Otro de los recursos con los que Sanidad Pública intenta capear el vendaval de los costes farmacológicos es el “techo de gasto”, el cual fija un importe máximo a pagar, a partir de una estimación del número de pacientes que recibirán el tratamiento. Ambas tácticas cuentan con el visto bueno de Juan Oliva, profesor de Economía de la Salud en la Universidad de Castilla-La Mancha, quien defiende sus fundamentos apuntando:

«Son fórmulas adecuadas si tenemos en cuenta que el momento de introducir un nuevo medicamento es el de mayor incertidumbre sobre su efectividad. Es cuando solo se dispone de la información de los ensayos, pero aún no se sabe si se cumplirán en la vida real».

El problema de esta táctica, según apunta Oliva, es que «estos acuerdos son usados por muchos países de la OCDE, Organización para la Cooperación y el Desarrollo Económicos, pero tienen el inconveniente de que siempre acaban con acuerdos confidenciales», lamenta. «Esto impide que la experiencia acumulada por cada gobierno pueda ser compartida. Con procedimientos tan opacos no es posible aprender unos de otros, ni saber qué está funcionando mejor».

Novartis sigue en defensa de su precio

Si bien todo parecía ya concordado en abril, cuando las comunidades autónomas y el CIPM o Comisión Interministerial de Precios de los Medicamentos encarriló la financiación mediante varias condiciones pensadas para atenuar el impacto del coste en las cuentas públicas, ofreciendo entre otras opciones el modelo llamado “pago por resultados”, todo quedó en papel mojado, como quien dice, sólo que sin papel porque no se llegó a firmar nada, al final.

«Más allá de lo que supone a corto plazo financiar un medicamento innovador, los recursos que el Estado dedica a su financiación constituyen una inversión a medio y largo plazo que genera un retorno mayor para el paciente y para la sociedad en su conjunto, tanto en términos de aumento de la esperanza de vida y de la calidad de los años vividos como en ahorro de otros recursos sanitarios derivados de la utilización de estos nuevos fármacos», señaló por su parte la farmacológica.

Una propuesta de financiación que exigía ciertos logros del tratamiento en los niños que lo siguiesen, hitos de movilidad y respiración y autonomía logrados según una cierta cantidad de meses, siendo 18 meses el tiempo mínimo y 66 el máximo a contemplar la evolución.

De igual forma, la propuesta de Sanidad Pública realizada en abril contemplaba una «revisión anual de las ventas y precios», según los cuales rebajar el coste «si se superan las previsiones de la compañía». Condiciones, todas, que Novartis ni aceptó e, incluso, presentó alegaciones.
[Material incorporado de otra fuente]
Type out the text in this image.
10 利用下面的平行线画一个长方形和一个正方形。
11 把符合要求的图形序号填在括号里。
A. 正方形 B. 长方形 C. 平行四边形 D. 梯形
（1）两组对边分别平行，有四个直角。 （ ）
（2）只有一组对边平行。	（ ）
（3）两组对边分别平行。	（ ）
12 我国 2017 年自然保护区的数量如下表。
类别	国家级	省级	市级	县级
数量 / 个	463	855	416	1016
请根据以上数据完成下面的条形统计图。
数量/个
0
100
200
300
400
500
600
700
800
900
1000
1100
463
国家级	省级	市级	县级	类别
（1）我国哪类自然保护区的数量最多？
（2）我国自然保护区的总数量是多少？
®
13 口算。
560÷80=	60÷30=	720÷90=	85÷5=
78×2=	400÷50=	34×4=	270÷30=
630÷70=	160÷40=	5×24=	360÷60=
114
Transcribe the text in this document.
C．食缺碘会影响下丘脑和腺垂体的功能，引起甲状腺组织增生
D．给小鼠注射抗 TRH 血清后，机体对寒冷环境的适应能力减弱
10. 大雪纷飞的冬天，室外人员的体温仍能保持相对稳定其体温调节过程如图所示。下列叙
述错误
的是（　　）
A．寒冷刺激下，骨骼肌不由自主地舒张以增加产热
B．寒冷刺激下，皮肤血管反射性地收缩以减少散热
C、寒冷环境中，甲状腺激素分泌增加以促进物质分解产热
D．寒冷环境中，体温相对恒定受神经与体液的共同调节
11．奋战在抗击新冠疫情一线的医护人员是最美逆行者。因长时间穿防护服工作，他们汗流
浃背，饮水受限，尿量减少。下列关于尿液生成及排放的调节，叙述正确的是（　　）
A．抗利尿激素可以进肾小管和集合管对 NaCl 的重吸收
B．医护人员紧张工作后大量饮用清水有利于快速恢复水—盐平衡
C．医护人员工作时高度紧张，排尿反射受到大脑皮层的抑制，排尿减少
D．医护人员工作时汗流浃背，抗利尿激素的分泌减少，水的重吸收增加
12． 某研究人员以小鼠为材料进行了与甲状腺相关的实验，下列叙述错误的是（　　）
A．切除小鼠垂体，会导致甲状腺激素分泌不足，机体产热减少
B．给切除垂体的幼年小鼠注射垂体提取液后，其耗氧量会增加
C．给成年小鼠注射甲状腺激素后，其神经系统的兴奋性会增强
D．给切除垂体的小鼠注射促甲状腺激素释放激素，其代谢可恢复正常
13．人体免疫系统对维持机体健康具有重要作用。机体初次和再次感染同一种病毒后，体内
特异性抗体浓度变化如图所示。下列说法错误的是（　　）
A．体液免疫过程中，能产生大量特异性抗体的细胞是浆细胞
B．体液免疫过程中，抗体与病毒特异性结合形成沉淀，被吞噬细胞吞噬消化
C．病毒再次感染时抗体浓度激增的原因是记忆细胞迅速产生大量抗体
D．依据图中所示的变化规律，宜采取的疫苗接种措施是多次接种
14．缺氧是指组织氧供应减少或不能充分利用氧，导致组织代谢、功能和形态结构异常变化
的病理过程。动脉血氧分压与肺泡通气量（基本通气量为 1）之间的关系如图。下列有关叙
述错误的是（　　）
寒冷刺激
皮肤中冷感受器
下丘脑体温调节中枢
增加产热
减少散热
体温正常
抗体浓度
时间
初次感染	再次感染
Como resultado de todo ello, las negociaciones entre ambas partes, laboratorio y Sanidad Pública continúan en vilo y así seguirán hasta los próximos dos meses, por lo visto.

Entre tanto, las familias afectadas, por su parte, esperan ansiosas a que se resuelva la situación, a falta de otra opción que la paciencia y la resignación. Es el caso de Mencía de Lemus, presidenta de la Fundación Atrofia Muscular Espinal (Fundame) y madre de dos pequeños con atrofia muscular espinal, quien ha admitido que considera «desorbitado» la cifra exigida por Novartis, aunque también ha tenidos palos para repartir a Sanidad Pública o, mejor dicho, a la posición de ésta última.

«El ministerio mantiene unos criterios de acceso al fármaco más restrictivos que los de la Agencia Europea del Medicamento», criticó. «Y en el programa de pago por resultados exige una mejora que en algunos casos va más allá de lo obtenido en los ensayos», reprochó. «El riesgo es que se queden fuera unos niños con una necesidad dramática de terapias y que sin un buen acuerdo no van a recibirla», lamentó, por último.